Where a request is made electronically, controllers should provide the required information in a commonly used electronic format unless the individual requests otherwise.

Where an individual makes a verbal access request, they may want or be satisfied with a verbal response to their access request, depending on the nature of the request.

Controllers should consider keeping a record of the verbal response issued and what they understood the request to be.

Controllers should respond in writing if a request asks that the response be made in writing to the address provided.

 

Can controllers charge a fee for responding to an access request?

 

In most cases, individuals cannot be required to pay a fee to make a subject access request.

Only in certain very limited circumstances, per Article 12(5) GDPR, where the initial request is ‘manifestly unfounded or excessive’ (which the controller must prove), can a controller charge a ‘reasonable fee’ for the administrative costs of complying with the request.
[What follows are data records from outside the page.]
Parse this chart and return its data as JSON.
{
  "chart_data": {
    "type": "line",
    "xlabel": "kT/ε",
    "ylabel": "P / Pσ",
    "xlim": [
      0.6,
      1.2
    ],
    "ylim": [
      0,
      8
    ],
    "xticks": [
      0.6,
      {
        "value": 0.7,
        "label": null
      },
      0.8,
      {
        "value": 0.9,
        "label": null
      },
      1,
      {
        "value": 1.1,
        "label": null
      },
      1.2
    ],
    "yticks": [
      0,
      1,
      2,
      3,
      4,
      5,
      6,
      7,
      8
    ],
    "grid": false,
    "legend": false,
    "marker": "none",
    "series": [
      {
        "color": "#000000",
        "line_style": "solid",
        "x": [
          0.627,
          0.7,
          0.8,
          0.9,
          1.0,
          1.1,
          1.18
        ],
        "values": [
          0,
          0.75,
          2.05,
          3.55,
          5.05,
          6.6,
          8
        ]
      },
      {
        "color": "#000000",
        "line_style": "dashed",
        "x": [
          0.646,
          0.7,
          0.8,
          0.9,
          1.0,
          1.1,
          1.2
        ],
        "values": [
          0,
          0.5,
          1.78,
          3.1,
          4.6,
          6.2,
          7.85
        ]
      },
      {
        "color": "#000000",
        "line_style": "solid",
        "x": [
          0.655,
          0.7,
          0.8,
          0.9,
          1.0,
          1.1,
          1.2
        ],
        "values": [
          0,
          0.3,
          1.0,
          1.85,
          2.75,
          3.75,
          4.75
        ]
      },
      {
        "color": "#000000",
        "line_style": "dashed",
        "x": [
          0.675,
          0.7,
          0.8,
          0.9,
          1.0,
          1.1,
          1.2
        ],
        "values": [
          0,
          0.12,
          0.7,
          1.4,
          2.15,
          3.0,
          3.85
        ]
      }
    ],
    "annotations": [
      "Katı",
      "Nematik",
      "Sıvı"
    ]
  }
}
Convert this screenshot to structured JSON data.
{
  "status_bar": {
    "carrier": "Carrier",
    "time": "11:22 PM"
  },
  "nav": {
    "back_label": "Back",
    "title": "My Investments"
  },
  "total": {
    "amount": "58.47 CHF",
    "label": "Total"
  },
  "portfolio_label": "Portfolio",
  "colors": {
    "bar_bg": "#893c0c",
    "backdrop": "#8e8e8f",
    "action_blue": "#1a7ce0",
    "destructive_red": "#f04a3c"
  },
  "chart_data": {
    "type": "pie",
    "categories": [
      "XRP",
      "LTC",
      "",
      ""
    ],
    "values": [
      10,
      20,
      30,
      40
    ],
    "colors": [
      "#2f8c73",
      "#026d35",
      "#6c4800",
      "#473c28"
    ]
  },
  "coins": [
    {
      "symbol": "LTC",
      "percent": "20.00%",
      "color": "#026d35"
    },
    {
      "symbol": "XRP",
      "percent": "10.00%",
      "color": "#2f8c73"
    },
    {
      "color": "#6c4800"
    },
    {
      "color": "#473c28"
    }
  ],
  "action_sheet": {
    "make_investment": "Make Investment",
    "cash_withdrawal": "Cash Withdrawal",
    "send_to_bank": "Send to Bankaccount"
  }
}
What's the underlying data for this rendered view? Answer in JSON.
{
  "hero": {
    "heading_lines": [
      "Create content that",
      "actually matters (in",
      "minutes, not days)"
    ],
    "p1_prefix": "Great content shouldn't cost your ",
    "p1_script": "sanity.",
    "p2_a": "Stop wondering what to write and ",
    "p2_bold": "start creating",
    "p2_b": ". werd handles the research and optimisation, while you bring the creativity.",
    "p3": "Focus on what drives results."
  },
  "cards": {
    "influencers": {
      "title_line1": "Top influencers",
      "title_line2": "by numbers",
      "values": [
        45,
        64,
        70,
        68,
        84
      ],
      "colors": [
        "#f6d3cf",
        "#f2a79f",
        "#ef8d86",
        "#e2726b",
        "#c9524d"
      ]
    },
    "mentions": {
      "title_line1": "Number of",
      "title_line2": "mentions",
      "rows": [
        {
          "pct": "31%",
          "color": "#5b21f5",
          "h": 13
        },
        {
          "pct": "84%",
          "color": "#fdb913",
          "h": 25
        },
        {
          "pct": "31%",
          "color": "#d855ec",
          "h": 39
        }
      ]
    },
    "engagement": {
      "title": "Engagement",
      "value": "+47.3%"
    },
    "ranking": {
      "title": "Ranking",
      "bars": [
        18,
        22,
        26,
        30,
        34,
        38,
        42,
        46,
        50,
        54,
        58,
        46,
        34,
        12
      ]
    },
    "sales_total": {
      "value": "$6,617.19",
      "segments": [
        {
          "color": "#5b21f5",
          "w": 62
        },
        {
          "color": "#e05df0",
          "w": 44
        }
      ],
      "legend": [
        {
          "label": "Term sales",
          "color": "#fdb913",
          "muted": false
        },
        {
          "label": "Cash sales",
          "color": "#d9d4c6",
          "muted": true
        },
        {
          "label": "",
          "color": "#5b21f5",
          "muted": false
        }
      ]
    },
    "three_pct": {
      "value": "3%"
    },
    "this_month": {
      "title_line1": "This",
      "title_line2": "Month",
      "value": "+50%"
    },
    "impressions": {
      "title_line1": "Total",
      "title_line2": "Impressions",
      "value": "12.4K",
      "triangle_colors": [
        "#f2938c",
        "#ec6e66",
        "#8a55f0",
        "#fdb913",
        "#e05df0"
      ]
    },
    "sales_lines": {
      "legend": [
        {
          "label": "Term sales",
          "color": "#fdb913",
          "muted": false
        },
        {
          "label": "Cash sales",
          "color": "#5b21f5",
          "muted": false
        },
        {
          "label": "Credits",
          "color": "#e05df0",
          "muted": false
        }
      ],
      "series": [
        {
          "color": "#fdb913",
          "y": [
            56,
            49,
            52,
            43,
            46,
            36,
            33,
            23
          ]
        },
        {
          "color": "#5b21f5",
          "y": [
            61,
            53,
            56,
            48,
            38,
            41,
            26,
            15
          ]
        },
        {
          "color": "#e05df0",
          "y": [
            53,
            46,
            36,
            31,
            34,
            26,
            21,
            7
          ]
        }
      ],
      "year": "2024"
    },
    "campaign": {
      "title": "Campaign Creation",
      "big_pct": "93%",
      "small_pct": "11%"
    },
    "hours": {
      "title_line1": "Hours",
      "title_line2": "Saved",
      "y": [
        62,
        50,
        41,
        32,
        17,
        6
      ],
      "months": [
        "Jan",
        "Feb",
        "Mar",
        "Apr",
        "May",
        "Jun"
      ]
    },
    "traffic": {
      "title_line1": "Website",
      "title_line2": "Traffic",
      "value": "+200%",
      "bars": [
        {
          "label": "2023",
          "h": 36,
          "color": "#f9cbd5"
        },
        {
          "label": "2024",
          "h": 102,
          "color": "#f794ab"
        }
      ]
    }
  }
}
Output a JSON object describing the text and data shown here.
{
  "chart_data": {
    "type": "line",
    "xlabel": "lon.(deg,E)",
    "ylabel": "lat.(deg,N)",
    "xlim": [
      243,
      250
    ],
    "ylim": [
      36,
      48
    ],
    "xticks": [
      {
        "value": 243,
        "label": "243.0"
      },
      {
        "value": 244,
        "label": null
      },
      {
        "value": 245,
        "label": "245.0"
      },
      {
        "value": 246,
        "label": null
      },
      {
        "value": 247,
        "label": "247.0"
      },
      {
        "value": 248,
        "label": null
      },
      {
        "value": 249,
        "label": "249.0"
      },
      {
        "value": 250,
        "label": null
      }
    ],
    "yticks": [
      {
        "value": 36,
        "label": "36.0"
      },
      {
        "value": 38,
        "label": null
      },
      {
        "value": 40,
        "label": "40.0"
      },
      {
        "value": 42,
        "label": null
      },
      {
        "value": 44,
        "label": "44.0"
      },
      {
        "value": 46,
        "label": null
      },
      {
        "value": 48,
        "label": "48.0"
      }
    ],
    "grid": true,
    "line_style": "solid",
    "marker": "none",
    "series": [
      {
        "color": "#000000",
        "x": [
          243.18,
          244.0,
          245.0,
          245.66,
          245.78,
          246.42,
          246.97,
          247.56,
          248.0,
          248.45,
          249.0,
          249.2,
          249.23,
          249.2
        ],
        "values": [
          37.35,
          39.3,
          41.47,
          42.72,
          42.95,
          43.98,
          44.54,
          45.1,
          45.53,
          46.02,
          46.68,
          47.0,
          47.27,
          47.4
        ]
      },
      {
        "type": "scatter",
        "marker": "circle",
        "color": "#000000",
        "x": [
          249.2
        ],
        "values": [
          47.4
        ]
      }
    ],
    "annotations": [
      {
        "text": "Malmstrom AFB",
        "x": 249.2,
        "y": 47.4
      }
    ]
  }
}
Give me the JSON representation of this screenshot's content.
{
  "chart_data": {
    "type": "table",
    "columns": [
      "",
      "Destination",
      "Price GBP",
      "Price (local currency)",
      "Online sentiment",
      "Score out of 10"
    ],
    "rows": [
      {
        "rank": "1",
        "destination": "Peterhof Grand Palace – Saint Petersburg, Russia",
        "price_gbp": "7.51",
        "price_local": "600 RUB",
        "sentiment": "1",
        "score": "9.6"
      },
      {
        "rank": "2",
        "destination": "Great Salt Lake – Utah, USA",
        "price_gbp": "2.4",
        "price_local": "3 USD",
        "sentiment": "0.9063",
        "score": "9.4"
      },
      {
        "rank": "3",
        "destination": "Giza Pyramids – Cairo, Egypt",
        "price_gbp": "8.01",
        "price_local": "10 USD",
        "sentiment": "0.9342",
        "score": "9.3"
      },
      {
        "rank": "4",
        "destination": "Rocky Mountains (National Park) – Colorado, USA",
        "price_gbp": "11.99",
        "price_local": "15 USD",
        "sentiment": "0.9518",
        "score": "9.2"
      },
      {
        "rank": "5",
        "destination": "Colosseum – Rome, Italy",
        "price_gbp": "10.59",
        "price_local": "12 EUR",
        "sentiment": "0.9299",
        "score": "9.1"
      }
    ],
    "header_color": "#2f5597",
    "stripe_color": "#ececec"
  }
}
Controllers are also allowed to charge a reasonable fee, based on administrative costs, when an individual requests additional copies of their personal data undergoing processing.

 

Are there any other limitations on the right of access?

 

Under Article 12(5) GDPR, in limited circumstances, where an access request is ‘manifestly unfounded or excessive’, a controller may also, where appropriate, refuse to act on the request.

This is, however, a high threshold to meet, and the controller must be able to prove that the request was manifestly unfounded or excessive, in particular, taking into account whether the request is repetitive.

There should be very few cases where a controller can justify a refusal of a request on this basis.

There is a general limitation on the exercise of the right of access under Article 15(4) GDPR, which states that the right to obtain a copy of the personal data undergoing processing should not negatively impact (‘adversely affect’) the rights and freedoms of others, such as privacy, trade secrets, or intellectual property rights.

However, when a controller has concerns about the impact of complying with a request, their response should not simply be a refusal to provide all information to the individual but endeavour to comply with the request insofar as possible whilst ensuring adequate protection for the rights and freedoms of others.

Whilst the right of access to personal data is a fundamental data protection right, it is not an absolute one and is subject to a number of limited exceptions. Article 23 GDPR allows data subject rights to be restricted in certain circumstances.

Any such restrictions must be set out in a ‘legislative measure’, respect the essence of the fundamental rights and freedoms, be necessary and proportionate in a democratic society, and safeguard an interest of public importance.

The Data Protection Act 2018 contains specific provisions dealing with the restrictions of the rights of data subjects, including sections 59, 60, and 61 in particular, which give further effect to the provisions of Article 23 GDPR.

Accordingly, if a controller considers that it is justified in withholding certain information in response to an access request, it must identify an exemption under the GDPR or the 2018 Act, explain why it applies, and demonstrate that reliance on the exemption is necessary and proportionate.